I was always proud to bear the designation “country kid”, as opposed to what we’d (affectionately) call our metropolitan counterparts: “city slickers”. For most of my life, I didn’t know many kids from the city. There were only two who had the right to that title in my little world: two sisters from inner New York City who came up to live with our family through the “Fresh Air Fund” every summer. Over the years, those two girls (and later their two younger sisters) became a true part of our family, and we’ve kept in contact with them for the more than four decades since their last “Fresh Air” visit.
In the past five years, though, this term has also applied (in my imagination) to a very important character in my upcoming novel, which is based loosely on my fun, crazy, tragic, poignant always love-filled life growing up as one of seven daughters in an old-fashioned family living in a little “Cape Cod” style house at the foothills of the Adirondacks. Of course he’s a fictional character, but I had a great time playing with the stereotypes again and utilizing some of the fun and teasing that can develop between people of two different social experiences. Maybe it’s not a surprise that one of my favorite childhood stories was “The Country Mouse and The City Mouse”!
Being a country kid means a lot of things to various people. To me, it meant the opportunity to live much of my childhood outdoors. During school months that meant an hour or two in the evenings and any weekend time not taken up by dance lessons or play rehearsal for whatever production I or my sisters were in…but in summer, it meant hours upon hours roaming the woods, investigating and enjoying nature. Many an evening at dusk, I would come home with burdocks tangled in my hair and dirt smeared on my hands, knees, and usually my shorts (from my unconscious habit of wiping my dirty hands on whatever was covering my legs).
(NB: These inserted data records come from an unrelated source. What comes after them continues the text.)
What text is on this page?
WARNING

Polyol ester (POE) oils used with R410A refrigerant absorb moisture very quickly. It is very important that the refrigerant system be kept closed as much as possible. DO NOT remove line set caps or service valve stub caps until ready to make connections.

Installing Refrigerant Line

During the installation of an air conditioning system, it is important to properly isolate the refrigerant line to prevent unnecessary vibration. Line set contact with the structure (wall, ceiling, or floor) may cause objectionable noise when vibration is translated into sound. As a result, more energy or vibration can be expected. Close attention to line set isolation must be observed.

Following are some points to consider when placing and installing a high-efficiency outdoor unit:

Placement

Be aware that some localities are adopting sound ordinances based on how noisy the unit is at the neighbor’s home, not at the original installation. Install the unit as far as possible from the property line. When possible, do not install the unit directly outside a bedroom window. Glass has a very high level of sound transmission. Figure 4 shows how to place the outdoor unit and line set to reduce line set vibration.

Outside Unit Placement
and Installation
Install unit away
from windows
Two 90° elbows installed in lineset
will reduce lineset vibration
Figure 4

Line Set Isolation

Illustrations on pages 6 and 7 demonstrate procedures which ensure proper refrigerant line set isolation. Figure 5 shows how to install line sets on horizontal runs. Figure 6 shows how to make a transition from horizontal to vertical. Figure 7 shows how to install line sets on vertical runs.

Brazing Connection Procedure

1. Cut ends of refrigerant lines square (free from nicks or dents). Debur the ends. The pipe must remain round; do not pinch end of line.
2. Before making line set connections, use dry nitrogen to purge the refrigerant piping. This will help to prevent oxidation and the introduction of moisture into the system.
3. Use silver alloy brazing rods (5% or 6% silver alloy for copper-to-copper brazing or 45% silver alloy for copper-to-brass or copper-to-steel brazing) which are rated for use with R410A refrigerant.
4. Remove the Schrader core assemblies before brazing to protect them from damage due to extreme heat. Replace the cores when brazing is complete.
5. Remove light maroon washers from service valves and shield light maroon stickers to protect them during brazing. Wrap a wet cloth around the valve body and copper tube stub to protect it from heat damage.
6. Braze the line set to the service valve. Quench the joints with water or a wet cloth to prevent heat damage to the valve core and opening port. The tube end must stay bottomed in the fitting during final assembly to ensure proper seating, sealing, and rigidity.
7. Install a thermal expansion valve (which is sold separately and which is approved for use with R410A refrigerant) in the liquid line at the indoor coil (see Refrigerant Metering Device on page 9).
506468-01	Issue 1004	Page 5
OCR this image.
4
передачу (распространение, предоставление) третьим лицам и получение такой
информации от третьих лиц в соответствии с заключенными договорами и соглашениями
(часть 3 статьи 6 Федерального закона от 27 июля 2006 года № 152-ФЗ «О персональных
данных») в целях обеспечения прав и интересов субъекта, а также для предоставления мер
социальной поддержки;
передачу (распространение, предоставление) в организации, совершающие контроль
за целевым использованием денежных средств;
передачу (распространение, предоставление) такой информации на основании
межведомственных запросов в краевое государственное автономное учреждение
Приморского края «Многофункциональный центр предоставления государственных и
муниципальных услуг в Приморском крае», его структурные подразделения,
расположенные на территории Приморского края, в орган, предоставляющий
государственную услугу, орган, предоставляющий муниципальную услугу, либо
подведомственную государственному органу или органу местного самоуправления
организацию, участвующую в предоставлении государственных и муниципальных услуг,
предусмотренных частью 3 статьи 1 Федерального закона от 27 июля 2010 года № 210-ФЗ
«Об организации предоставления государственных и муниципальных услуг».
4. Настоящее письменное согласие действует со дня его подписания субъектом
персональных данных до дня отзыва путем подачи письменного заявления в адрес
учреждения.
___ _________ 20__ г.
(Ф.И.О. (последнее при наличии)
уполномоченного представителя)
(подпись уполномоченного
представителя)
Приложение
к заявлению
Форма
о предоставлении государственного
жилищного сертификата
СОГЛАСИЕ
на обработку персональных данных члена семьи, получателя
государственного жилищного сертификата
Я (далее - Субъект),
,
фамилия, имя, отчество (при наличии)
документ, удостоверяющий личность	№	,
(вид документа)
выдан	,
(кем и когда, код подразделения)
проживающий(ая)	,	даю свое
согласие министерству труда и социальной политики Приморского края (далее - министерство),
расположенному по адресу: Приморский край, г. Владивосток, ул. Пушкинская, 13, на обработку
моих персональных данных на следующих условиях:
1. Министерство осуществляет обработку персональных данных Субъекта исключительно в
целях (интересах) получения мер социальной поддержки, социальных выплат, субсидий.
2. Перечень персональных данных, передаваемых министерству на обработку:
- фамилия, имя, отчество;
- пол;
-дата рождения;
Me (on the left) with my sister Deb when I was around age 8, with long hair probably hiding snarls just behind my ears, and holding one of the walking sticks we would find and use to hike all over the woods
In fact, until I was around 12 and began to notice boys, I used to try every trick in the book to stop my mother from having to “help” me with my long hair. This included brushing or washing it. I told her I wanted to be a big girl and do it myself (using all of my acting skills) mostly because I didn’t want her to see the ever-growing matted snarls I had that I could never be bothered to comb through, instead just covering them with some brushed out hair over the top of them to hide them.
The picture at the top of the post is a location of much of my summer wandering, sometimes by myself and sometimes with a couple sisters, friends, or Pa (in those days of the late 70’s/early 80’s, we didn’t need to worry about kidnappings and such if we were out there by ourselves…it was a sense of freedom I so enjoyed and regret the loss of for my own children in current society). This is a ravine less than 200 yards from the Homestead. The base of it is dry in this picture, but you can see where the water would run after snow melt and rains. The ravine was formed when glaciers moved through, carving out the Adirondack mountains after the Ice Age, and I was always finding interesting and wonderful things along its sides and bottom.
More than once, I found evidence of a prehistoric leaf or creature left in the fossilized shale. Growing or fallen along the bottom of the ravine I’d find plants of all kinds, flowers, leaves…and of course the occasional animal or bird carcass or bleached white bones. I learned quite a bit from examining the weathered skeleton of an owl, the skulls or jawbones of several small animals like opossum, fox, or raccoon. And once we stumbled upon the body of a large golden eagle whose wingspan was more than five feet.
I’ve lived and travelled both nationally and abroad, but nothing compares to the wonderful, free, nature-and-love-filled childhood that I enjoyed. I guess the old saying is true: there’s no place like home!